Asked whether there is the danger of reputational damage for Vivera from being associated with the world's largest meat processor, van Weede said: "There could be some short-term risk and we need to explain it [the thinking behind the deal] but deep down it makes us more credible.

"There is a serious commitment from JBS to change things in a big way and have a strategic interest in and appetite for plant-based. It's fantastic to have that leverage."

With JBS' backing, Vivera will sees "doors open in other markets", van Weede said.

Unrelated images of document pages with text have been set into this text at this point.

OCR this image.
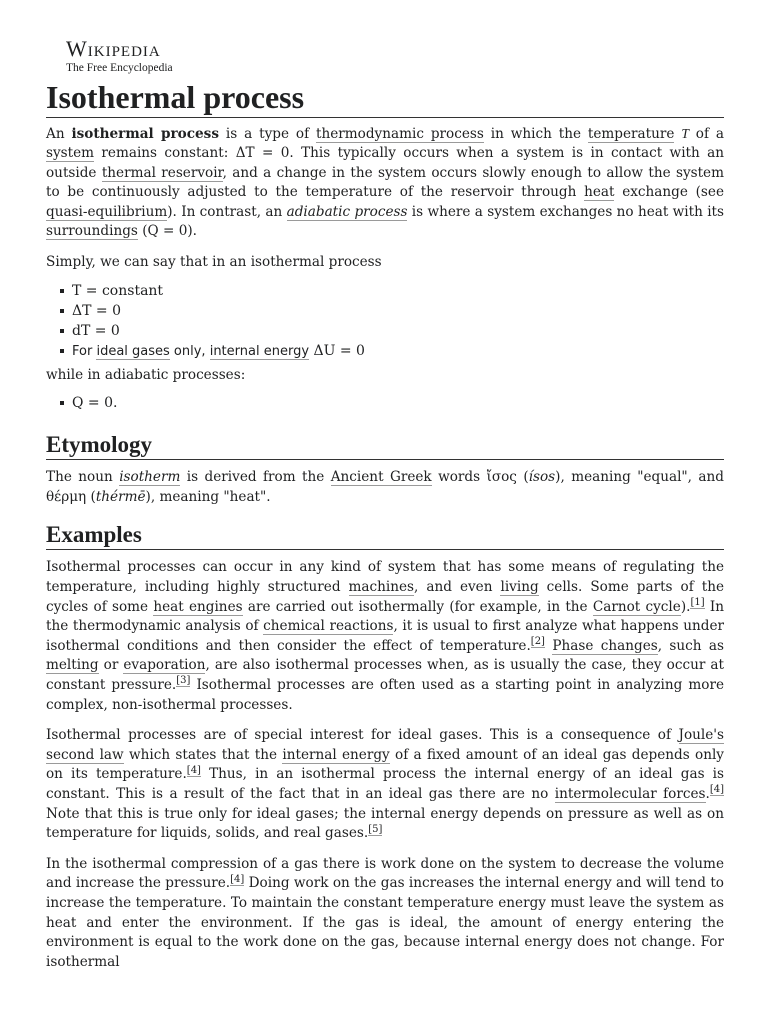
Wikipedia
The Free Encyclopedia
Isothermal process

An isothermal process is a type of thermodynamic process in which the temperature T of a system remains constant: ΔT = 0. This typically occurs when a system is in contact with an outside thermal reservoir, and a change in the system occurs slowly enough to allow the system to be continuously adjusted to the temperature of the reservoir through heat exchange (see quasi-equilibrium). In contrast, an adiabatic process is where a system exchanges no heat with its surroundings (Q = 0).

Simply, we can say that in an isothermal process

T = constant
ΔT = 0
dT = 0
For ideal gases only, internal energy ΔU = 0

while in adiabatic processes:

Q = 0.
Etymology

The noun isotherm is derived from the Ancient Greek words ἴσος (ísos), meaning "equal", and θέρμη (thérmē), meaning "heat".

Examples

Isothermal processes can occur in any kind of system that has some means of regulating the temperature, including highly structured machines, and even living cells. Some parts of the cycles of some heat engines are carried out isothermally (for example, in the Carnot cycle).[1] In the thermodynamic analysis of chemical reactions, it is usual to first analyze what happens under isothermal conditions and then consider the effect of temperature.[2] Phase changes, such as melting or evaporation, are also isothermal processes when, as is usually the case, they occur at constant pressure.[3] Isothermal processes are often used as a starting point in analyzing more complex, non-isothermal processes.

Isothermal processes are of special interest for ideal gases. This is a consequence of Joule's second law which states that the internal energy of a fixed amount of an ideal gas depends only on its temperature.[4] Thus, in an isothermal process the internal energy of an ideal gas is constant. This is a result of the fact that in an ideal gas there are no intermolecular forces.[4] Note that this is true only for ideal gases; the internal energy depends on pressure as well as on temperature for liquids, solids, and real gases.[5]

In the isothermal compression of a gas there is work done on the system to decrease the volume and increase the pressure.[4] Doing work on the gas increases the internal energy and will tend to increase the temperature. To maintain the constant temperature energy must leave the system as heat and enter the environment. If the gas is ideal, the amount of energy entering the environment is equal to the work done on the gas, because internal energy does not change. For isothermal
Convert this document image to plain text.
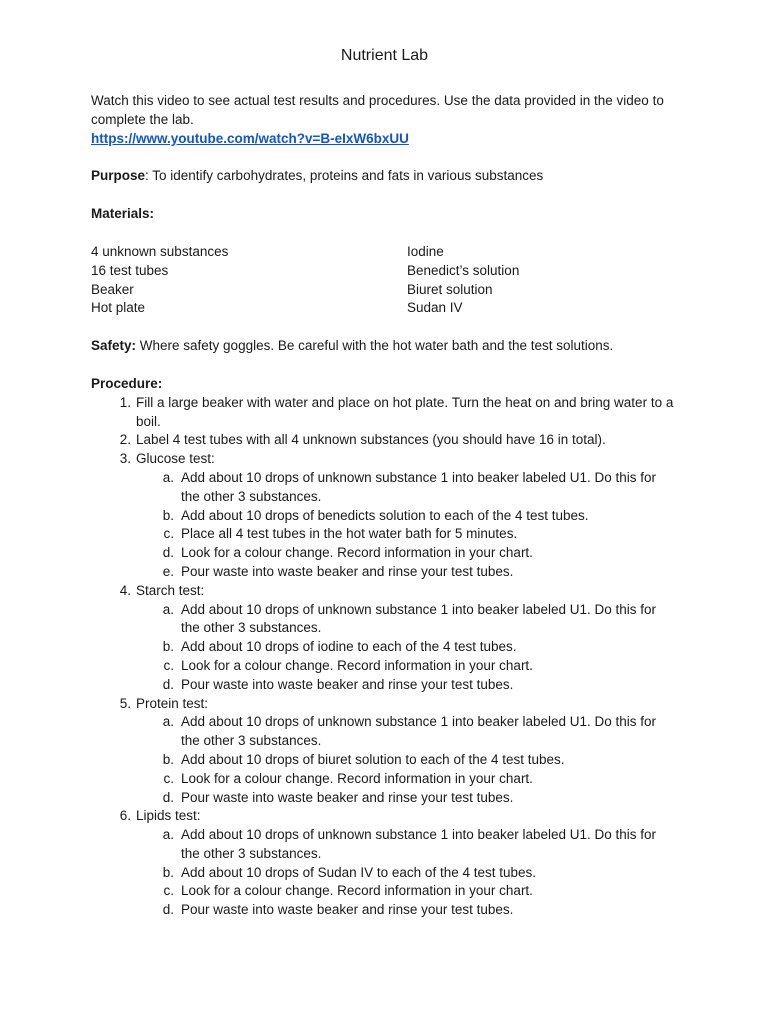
Nutrient Lab

Watch this video to see actual test results and procedures. Use the data provided in the video to complete the lab.

https://www.youtube.com/watch?v=B-eIxW6bxUU

Purpose: To identify carbohydrates, proteins and fats in various substances

Materials:

4 unknown substances	Iodine
16 test tubes	Benedict’s solution
Beaker	Biuret solution
Hot plate	Sudan IV

Safety: Where safety goggles. Be careful with the hot water bath and the test solutions.

Procedure:

1. Fill a large beaker with water and place on hot plate. Turn the heat on and bring water to a boil.
2. Label 4 test tubes with all 4 unknown substances (you should have 16 in total).
3. Glucose test:
a. Add about 10 drops of unknown substance 1 into beaker labeled U1. Do this for the other 3 substances.
b. Add about 10 drops of benedicts solution to each of the 4 test tubes.
c. Place all 4 test tubes in the hot water bath for 5 minutes.
d. Look for a colour change. Record information in your chart.
e. Pour waste into waste beaker and rinse your test tubes.
4. Starch test:
a. Add about 10 drops of unknown substance 1 into beaker labeled U1. Do this for the other 3 substances.
b. Add about 10 drops of iodine to each of the 4 test tubes.
c. Look for a colour change. Record information in your chart.
d. Pour waste into waste beaker and rinse your test tubes.
5. Protein test:
a. Add about 10 drops of unknown substance 1 into beaker labeled U1. Do this for the other 3 substances.
b. Add about 10 drops of biuret solution to each of the 4 test tubes.
c. Look for a colour change. Record information in your chart.
d. Pour waste into waste beaker and rinse your test tubes.
6. Lipids test:
a. Add about 10 drops of unknown substance 1 into beaker labeled U1. Do this for the other 3 substances.
b. Add about 10 drops of Sudan IV to each of the 4 test tubes.
c. Look for a colour change. Record information in your chart.
d. Pour waste into waste beaker and rinse your test tubes.
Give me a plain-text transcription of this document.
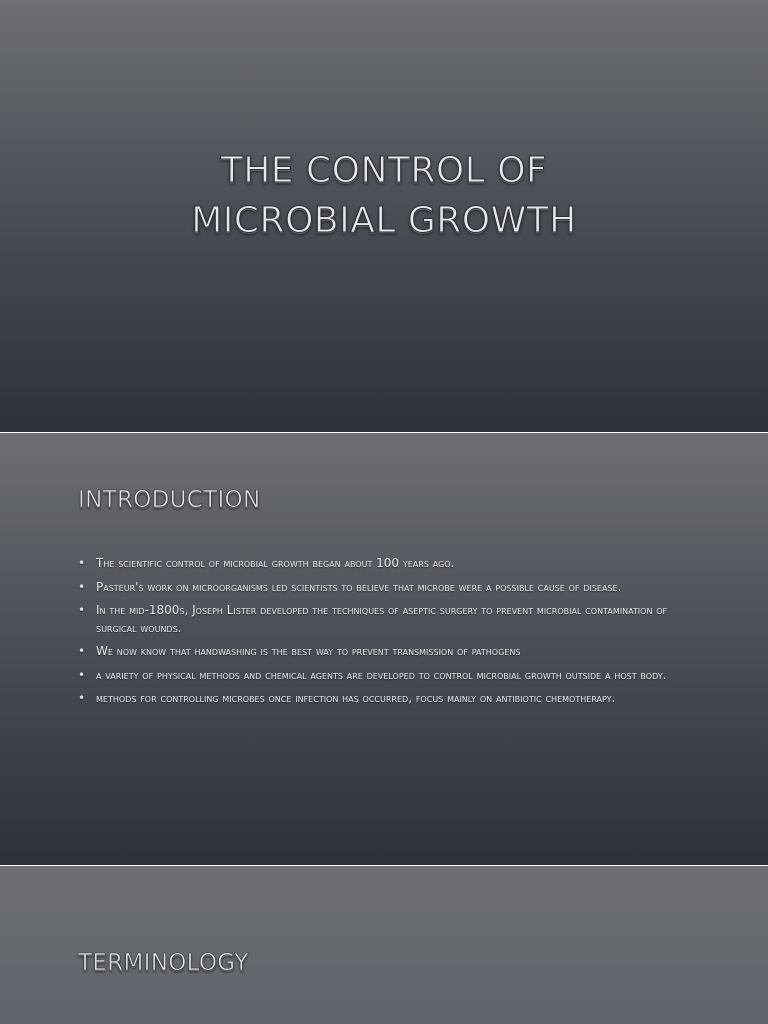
THE CONTROL OF
MICROBIAL GROWTH
INTRODUCTION
• The scientific control of microbial growth began about 100 years ago.
• Pasteur's work on microorganisms led scientists to believe that microbe were a possible cause of disease.
• In the mid-1800s, Joseph Lister developed the techniques of aseptic surgery to prevent microbial contamination of surgical wounds.
• We now know that handwashing is the best way to prevent transmission of pathogens
• a variety of physical methods and chemical agents are developed to control microbial growth outside a host body.
• methods for controlling microbes once infection has occurred, focus mainly on antibiotic chemotherapy.
TERMINOLOGY
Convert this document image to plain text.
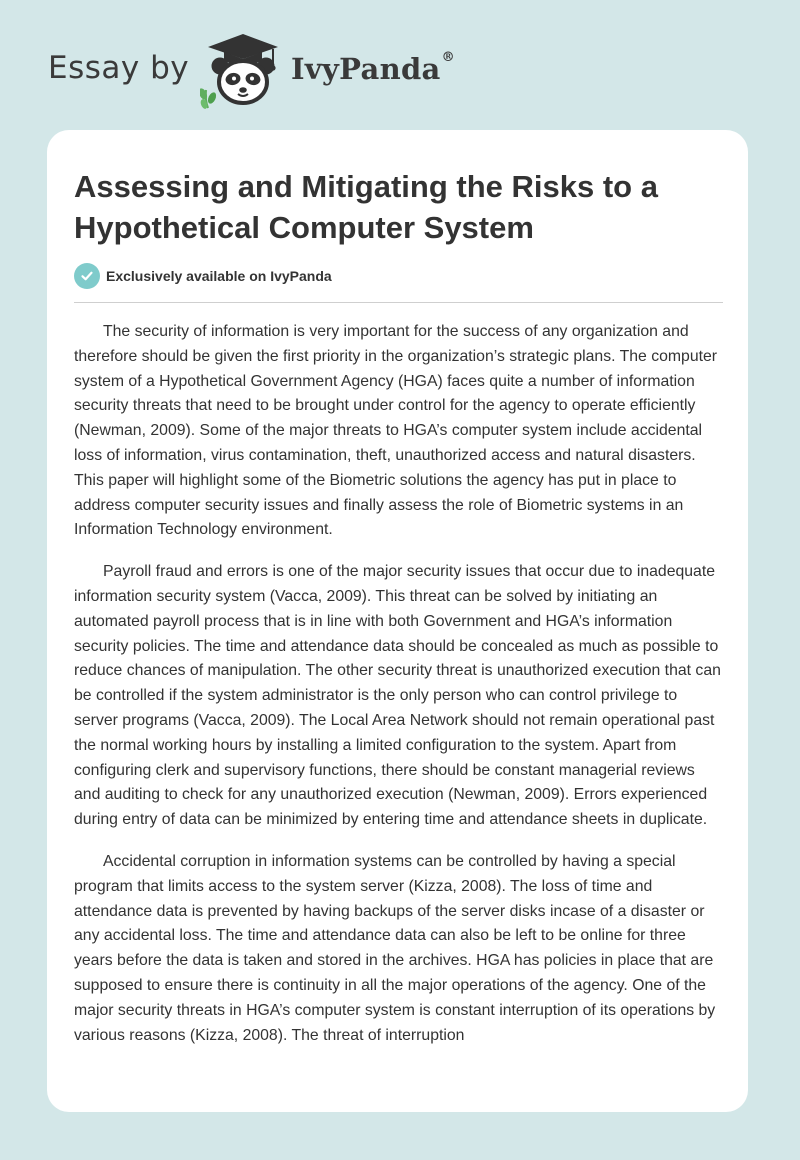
Essay by	IvyPanda®
Assessing and Mitigating the Risks to a Hypothetical Computer System
Exclusively available on IvyPanda

The security of information is very important for the success of any organization and therefore should be given the first priority in the organization’s strategic plans. The computer system of a Hypothetical Government Agency (HGA) faces quite a number of information security threats that need to be brought under control for the agency to operate efficiently (Newman, 2009). Some of the major threats to HGA’s computer system include accidental loss of information, virus contamination, theft, unauthorized access and natural disasters. This paper will highlight some of the Biometric solutions the agency has put in place to address computer security issues and finally assess the role of Biometric systems in an Information Technology environment.

Payroll fraud and errors is one of the major security issues that occur due to inadequate information security system (Vacca, 2009). This threat can be solved by initiating an automated payroll process that is in line with both Government and HGA’s information security policies. The time and attendance data should be concealed as much as possible to reduce chances of manipulation. The other security threat is unauthorized execution that can be controlled if the system administrator is the only person who can control privilege to server programs (Vacca, 2009). The Local Area Network should not remain operational past the normal working hours by installing a limited configuration to the system. Apart from configuring clerk and supervisory functions, there should be constant managerial reviews and auditing to check for any unauthorized execution (Newman, 2009). Errors experienced during entry of data can be minimized by entering time and attendance sheets in duplicate.

Accidental corruption in information systems can be controlled by having a special program that limits access to the system server (Kizza, 2008). The loss of time and attendance data is prevented by having backups of the server disks incase of a disaster or any accidental loss. The time and attendance data can also be left to be online for three years before the data is taken and stored in the archives. HGA has policies in place that are supposed to ensure there is continuity in all the major operations of the agency. One of the major security threats in HGA’s computer system is constant interruption of its operations by various reasons (Kizza, 2008). The threat of interruption
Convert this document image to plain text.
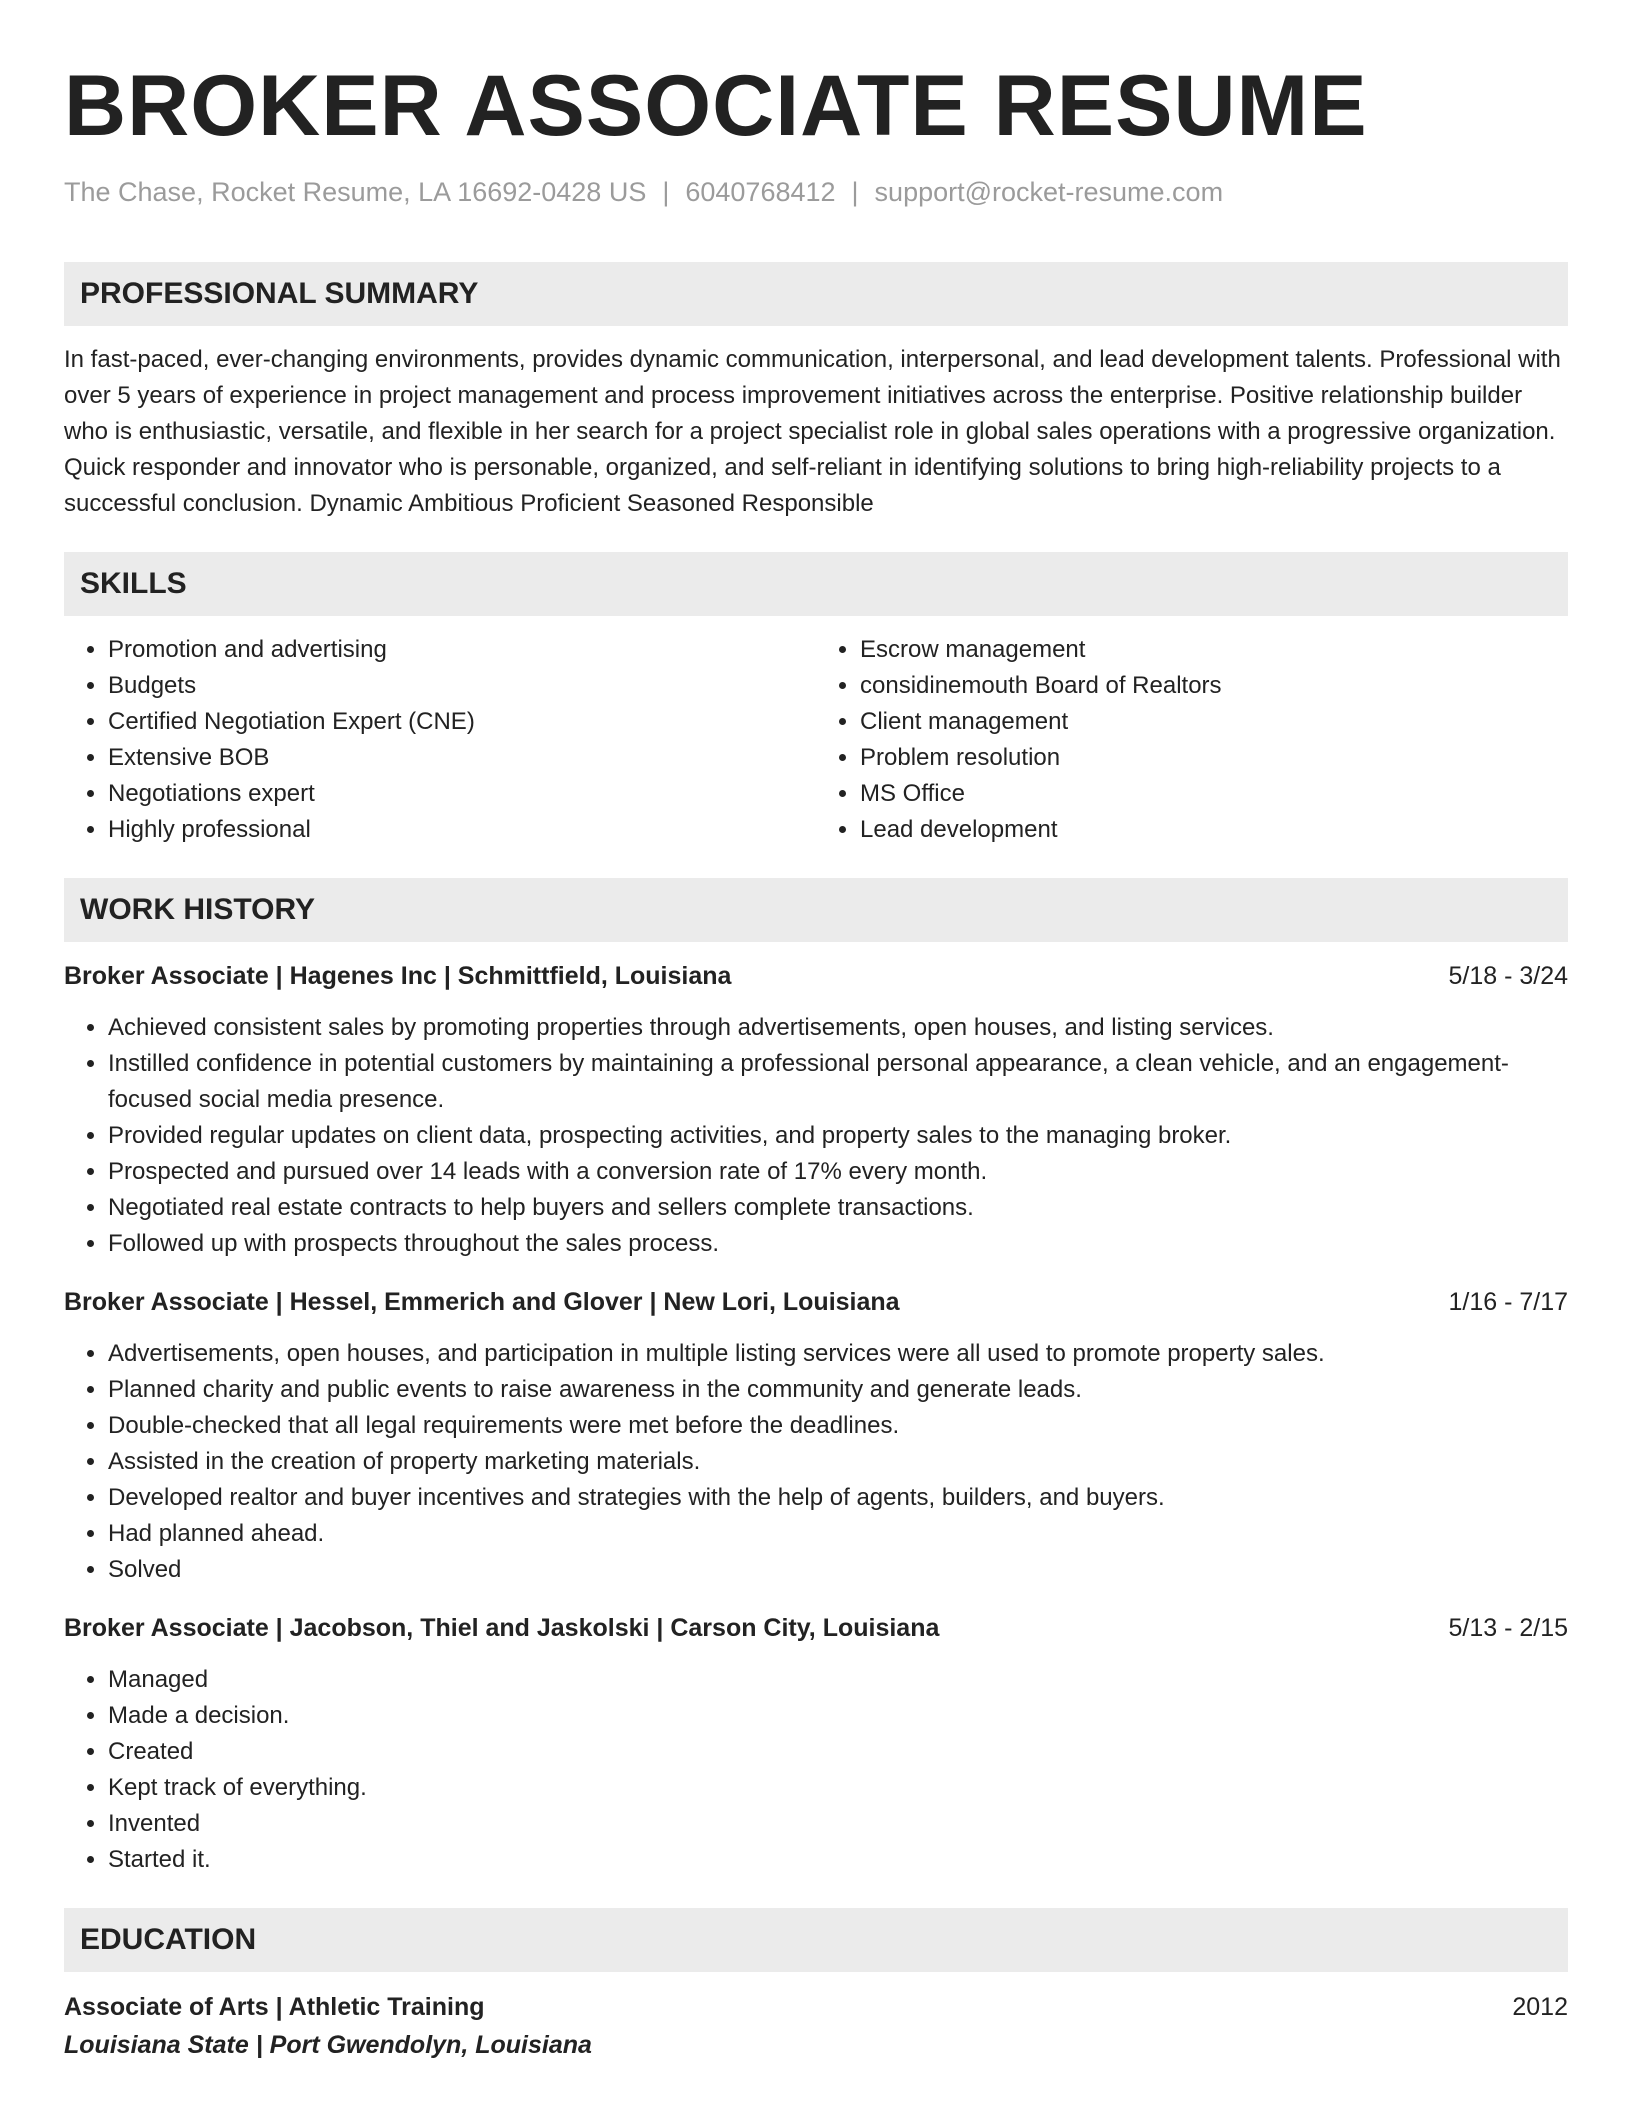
BROKER ASSOCIATE RESUME
The Chase, Rocket Resume, LA 16692-0428 US | 6040768412 | support@rocket-resume.com
PROFESSIONAL SUMMARY
In fast-paced, ever-changing environments, provides dynamic communication, interpersonal, and lead development talents. Professional with over 5 years of experience in project management and process improvement initiatives across the enterprise. Positive relationship builder who is enthusiastic, versatile, and flexible in her search for a project specialist role in global sales operations with a progressive organization. Quick responder and innovator who is personable, organized, and self-reliant in identifying solutions to bring high-reliability projects to a successful conclusion. Dynamic Ambitious Proficient Seasoned Responsible
SKILLS
• Promotion and advertising
• Budgets
• Certified Negotiation Expert (CNE)
• Extensive BOB
• Negotiations expert
• Highly professional
• Escrow management
• considinemouth Board of Realtors
• Client management
• Problem resolution
• MS Office
• Lead development
WORK HISTORY
Broker Associate | Hagenes Inc | Schmittfield, Louisiana	5/18 - 3/24
• Achieved consistent sales by promoting properties through advertisements, open houses, and listing services.
• Instilled confidence in potential customers by maintaining a professional personal appearance, a clean vehicle, and an engagement-focused social media presence.
• Provided regular updates on client data, prospecting activities, and property sales to the managing broker.
• Prospected and pursued over 14 leads with a conversion rate of 17% every month.
• Negotiated real estate contracts to help buyers and sellers complete transactions.
• Followed up with prospects throughout the sales process.
Broker Associate | Hessel, Emmerich and Glover | New Lori, Louisiana	1/16 - 7/17
• Advertisements, open houses, and participation in multiple listing services were all used to promote property sales.
• Planned charity and public events to raise awareness in the community and generate leads.
• Double-checked that all legal requirements were met before the deadlines.
• Assisted in the creation of property marketing materials.
• Developed realtor and buyer incentives and strategies with the help of agents, builders, and buyers.
• Had planned ahead.
• Solved
Broker Associate | Jacobson, Thiel and Jaskolski | Carson City, Louisiana	5/13 - 2/15
• Managed
• Made a decision.
• Created
• Kept track of everything.
• Invented
• Started it.
EDUCATION
Associate of Arts | Athletic Training	2012
Louisiana State | Port Gwendolyn, Louisiana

Until now, the company – which sells its products in 27 countries – has concentrated on Europe, although it does have a distribution deal in Brazil with one of JBS' rivals, BRF. Van Weede said it is "too early to say" what will happen to that deal.

He said JBS is committed to investing in the Vivera brand, its R&D and its organisation. "It is adding to our ambition at all levels," he stated.

Speaking to just-food in December, van Weede said the company has ambitions to triple its sales. Today he said that target is "very much on-track".

The Brazilian meatpacker is already the owner of meat-free brands. Its flagship Seara line launched the Incrível plant-based burger in Brazil in 2019 and the following year Colorado-based Planterra Foods, owned by JBS, instigated a wider rolled out of the Ozo brand in the US.

Post-deal, Vivera will continue to operate as a stand-alone company with van Weede staying in his role.

Vivera was founded in 1990 as Encko-Vivera, a traditional protein company with a presence in vegan and vegetarian products. It went fully plant-based in 2019 when it sold the meat part of the business Encko to Dutch meat processor Van Loon Group.